If so I would think he doesn't want to contact you because he wants to be single for 4 days.

🙄

Of course that’s the ONLY reason.

MsDDxx · 18/06/2025 18:58

OhHellolittleone · 18/06/2025 08:00

Could you call the cruise company and ask them to make a tannoy announcement for
him to call you?

Oh my god! Don’t do this. How embarrassing for both of you.

Scotland32 · 18/06/2025 19:05

It’s 4 days, not 4 months. I think you are massively overthinking this. Enjoy the time to relax.

DimSumDumpling · 18/06/2025 19:15

I think people are being a little mean here. We don't know what he's done in the past to make her feel this way (maybe he's done nothing but maybe he's known for going on crazy guy weekends and ends up in trouble). I had an ex that everytime he'd go out with his buddies, he'd stop communicating with me and sometimes wouldn't show up for a day or 2 after. It sounds like you might have some issues with communication so come up with a plan with him. Ask him if he'd call you when he gets to port. Also, plan some awesome fun things for you to do while he's gone. Remind yourself that you can't change his behaviour but you can change yours. And if he does something to screw up you're worth more than that anyways.

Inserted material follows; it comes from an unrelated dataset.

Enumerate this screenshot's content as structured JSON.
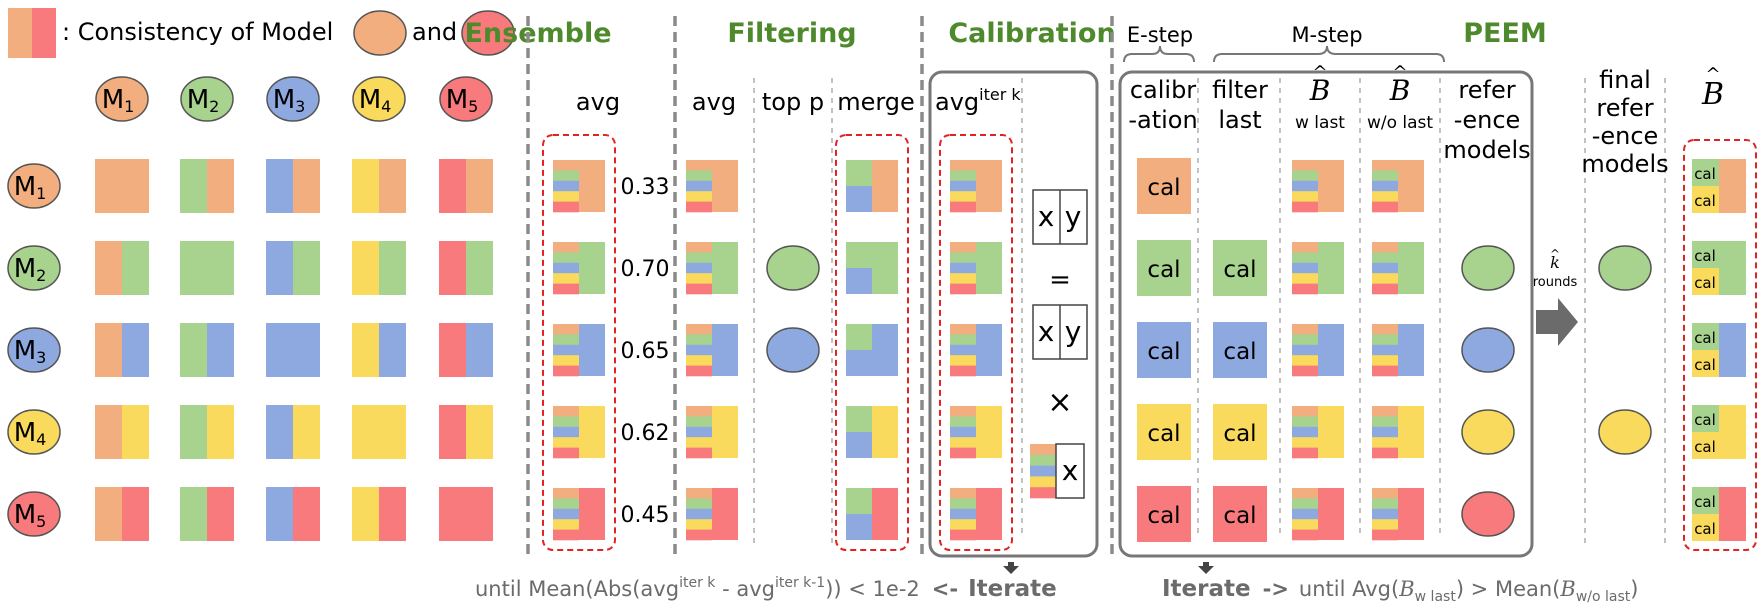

ChandlerJ354 · 18/06/2025 19:35

He’s probably going with another woman. Sorry. And if I’m entirely honest you need to get rid and work in yourself

Presterjohn71 · 18/06/2025 19:37

Good grief, leave the guy alone. You must be stifling to live with. It's just four days not four weeks. What is so important that you need to talk to him every single day?

Chinsupmeloves · 18/06/2025 19:39

Back in the olden days when we had no WiFi we used to call and with longer times apart write.

Now, could he take a dongle, use a friend's phone to message, or even a phone on board.

Worst case, you will a few days not in touch but sounds like he may find it hard without any WiFi.